Si el heteropatriarcado es pura biopolítica, esta también entiende de colores de piel, de orígenes, de vestimentas, de religiones. Cuerpos clasificados, ordenados y estigmatizados, tatuados con la alteridad que justifica la excepcionalidad legal. La fuerza bruta de la frontera cae sobre estos cuerpos como la concertina corta la carne y abre en canal un brazo que buscaba todo lo que nuestra bandera arcoíris representa. Y nada más.

Solíamos decir que el silencio de algunos era cómplice de la violencia de otros. ¿No lo es también nuestra cómoda sumisión? ¿Nos ha domesticado ese mismo nacionalismo hegemónico que decía querer protegernos? Llegamos hasta donde hoy estamos esgrimiendo nuestra pluma como espada, no abanicando con ellas a los poderosos. Ahora ellos y otros quieren convencernos de que esta globalización fronterizada es lo mejor que podemos tener. Y, mientras tanto, nos hemos dejado arropar por sus muros, guardias fronterizos y deportaciones, para así dormir a salvo de las amenazas externas.

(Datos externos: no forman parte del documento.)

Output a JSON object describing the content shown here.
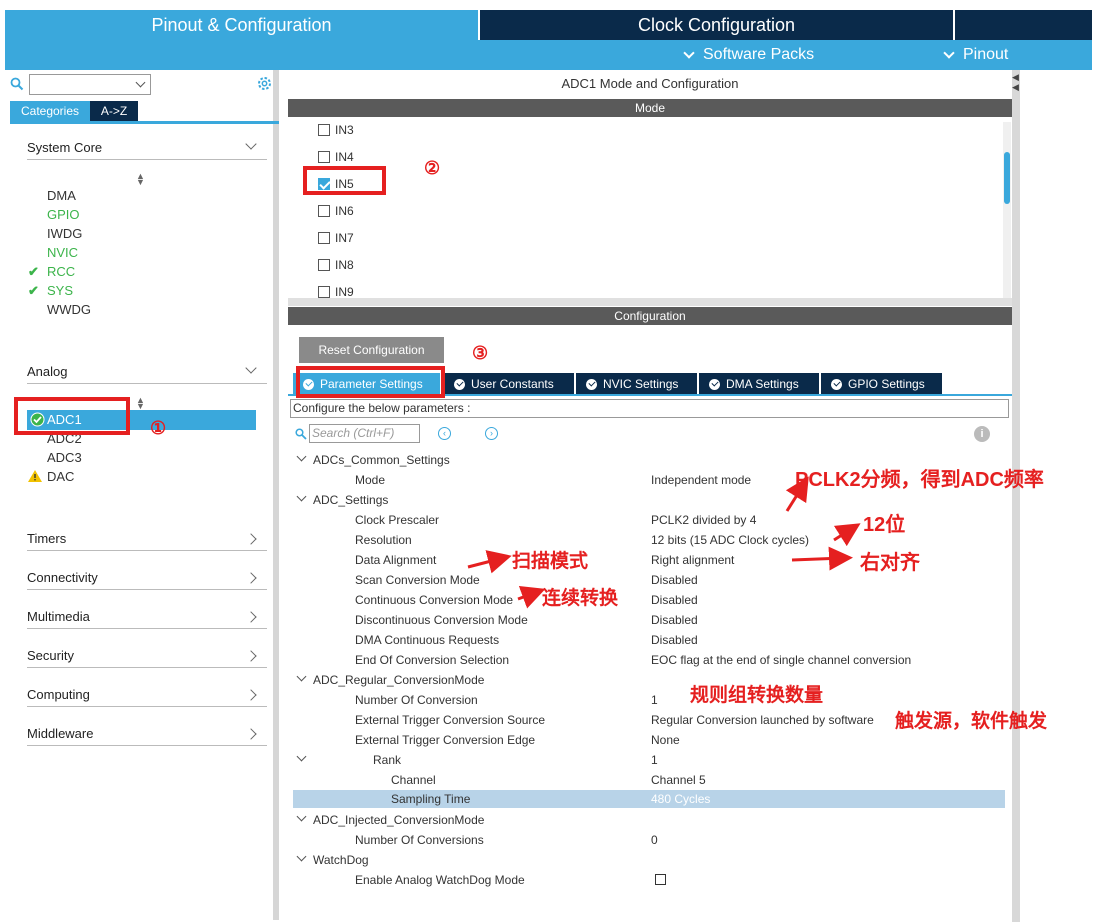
{
  "top_tabs": {
    "pinout": "Pinout & Configuration",
    "clock": "Clock Configuration"
  },
  "sub_menu": {
    "software_packs": "Software Packs",
    "pinout": "Pinout"
  },
  "left": {
    "category_tab": "Categories",
    "az_tab": "A->Z",
    "groups": {
      "system_core": "System Core",
      "analog": "Analog",
      "timers": "Timers",
      "connectivity": "Connectivity",
      "multimedia": "Multimedia",
      "security": "Security",
      "computing": "Computing",
      "middleware": "Middleware"
    },
    "system_core_items": [
      "DMA",
      "GPIO",
      "IWDG",
      "NVIC",
      "RCC",
      "SYS",
      "WWDG"
    ],
    "analog_items": [
      "ADC1",
      "ADC2",
      "ADC3",
      "DAC"
    ]
  },
  "right": {
    "title": "ADC1 Mode and Configuration",
    "mode_bar": "Mode",
    "config_bar": "Configuration",
    "mode_channels": [
      "IN3",
      "IN4",
      "IN5",
      "IN6",
      "IN7",
      "IN8",
      "IN9"
    ],
    "reset_button": "Reset Configuration",
    "tabs": [
      "Parameter Settings",
      "User Constants",
      "NVIC Settings",
      "DMA Settings",
      "GPIO Settings"
    ],
    "config_note": "Configure the below parameters :",
    "search_placeholder": "Search (Ctrl+F)",
    "params": {
      "common": "ADCs_Common_Settings",
      "mode_k": "Mode",
      "mode_v": "Independent mode",
      "adc": "ADC_Settings",
      "prescaler_k": "Clock Prescaler",
      "prescaler_v": "PCLK2 divided by 4",
      "resolution_k": "Resolution",
      "resolution_v": "12 bits (15 ADC Clock cycles)",
      "align_k": "Data Alignment",
      "align_v": "Right alignment",
      "scan_k": "Scan Conversion Mode",
      "scan_v": "Disabled",
      "cont_k": "Continuous Conversion Mode",
      "cont_v": "Disabled",
      "disc_k": "Discontinuous Conversion Mode",
      "disc_v": "Disabled",
      "dma_k": "DMA Continuous Requests",
      "dma_v": "Disabled",
      "eoc_k": "End Of Conversion Selection",
      "eoc_v": "EOC flag at the end of single channel conversion",
      "regular": "ADC_Regular_ConversionMode",
      "nconv_k": "Number Of Conversion",
      "nconv_v": "1",
      "trig_src_k": "External Trigger Conversion Source",
      "trig_src_v": "Regular Conversion launched by software",
      "trig_edge_k": "External Trigger Conversion Edge",
      "trig_edge_v": "None",
      "rank_k": "Rank",
      "rank_v": "1",
      "channel_k": "Channel",
      "channel_v": "Channel 5",
      "sampling_k": "Sampling Time",
      "sampling_v": "480 Cycles",
      "injected": "ADC_Injected_ConversionMode",
      "inj_nconv_k": "Number Of Conversions",
      "inj_nconv_v": "0",
      "watchdog": "WatchDog",
      "wd_enable_k": "Enable Analog WatchDog Mode"
    }
  },
  "annotations": {
    "n1": "①",
    "n2": "②",
    "n3": "③",
    "pclk": "PCLK2分频，得到ADC频率",
    "bits": "12位",
    "right_align": "右对齐",
    "scan": "扫描模式",
    "continuous": "连续转换",
    "regular_count": "规则组转换数量",
    "trigger": "触发源，软件触发"
  },
  "colors": {
    "accent": "#3aa8dc",
    "dark_navy": "#0a2a4a",
    "annotation_red": "#e52020",
    "ok_green": "#3cb44b"
  }
}
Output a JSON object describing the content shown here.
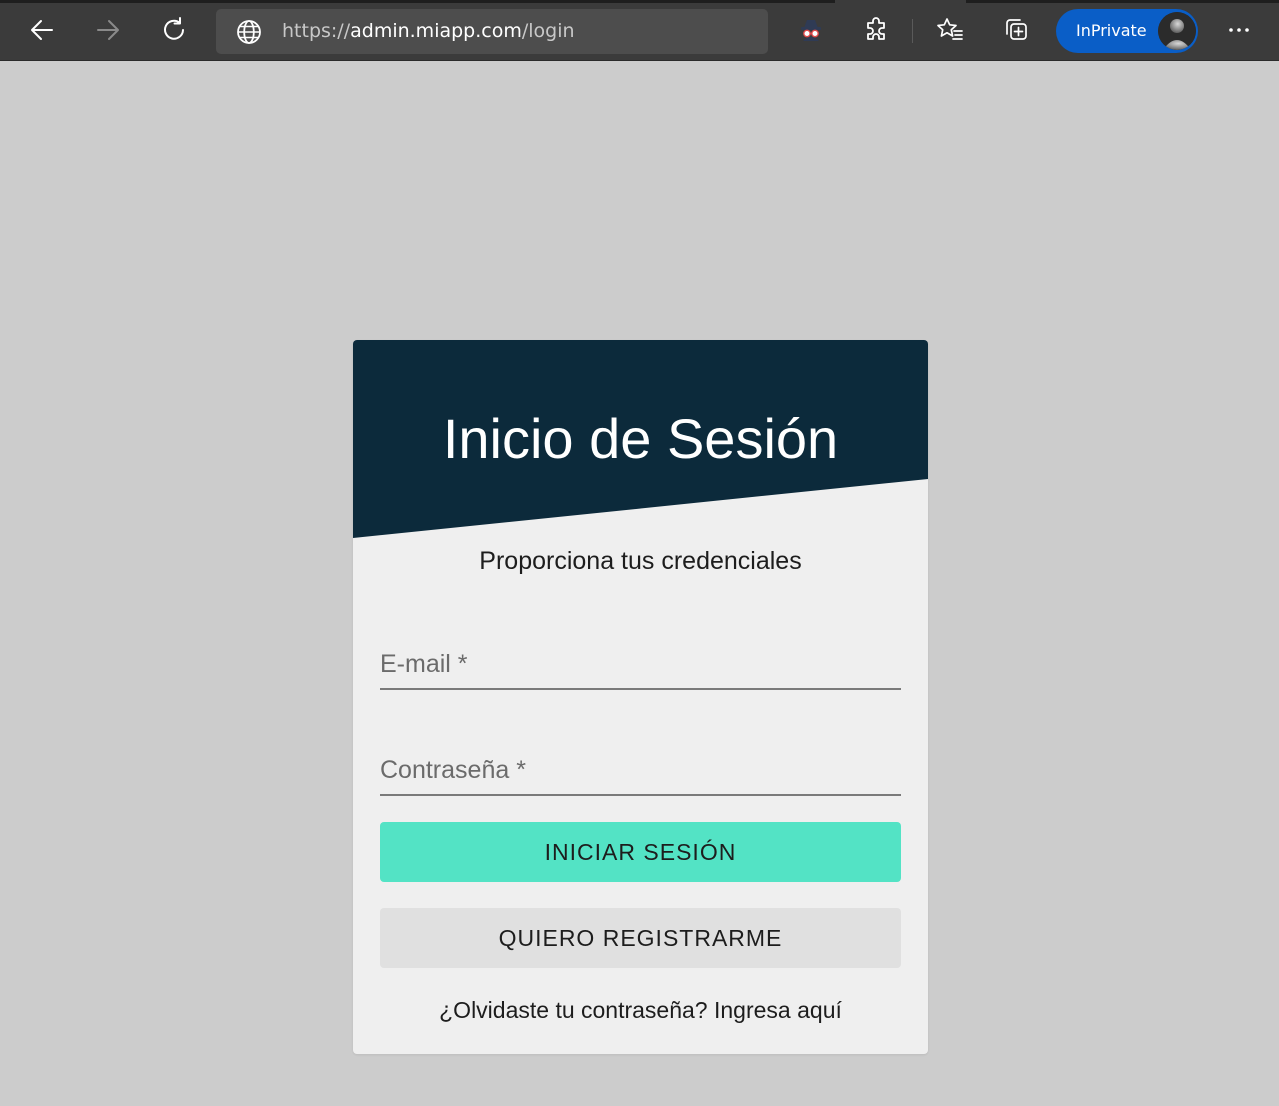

¿Ha desaparecido el peligro? No. Orlando. El suicidio de Alan. El asesinato de Shira Banki en Jerusalén. Y, del otro lado de la frontera, un sinfín de nombres sepultados en el mar o el desierto. Seguimos velando a las víctimas de un odio que no conoce fronteras, porque vive dentro de cada una de ellas. Ante eso, solo nos cabe exigir que nuestro orgullo sea capaz de derribar todos los muros que la mente humana ha edificado.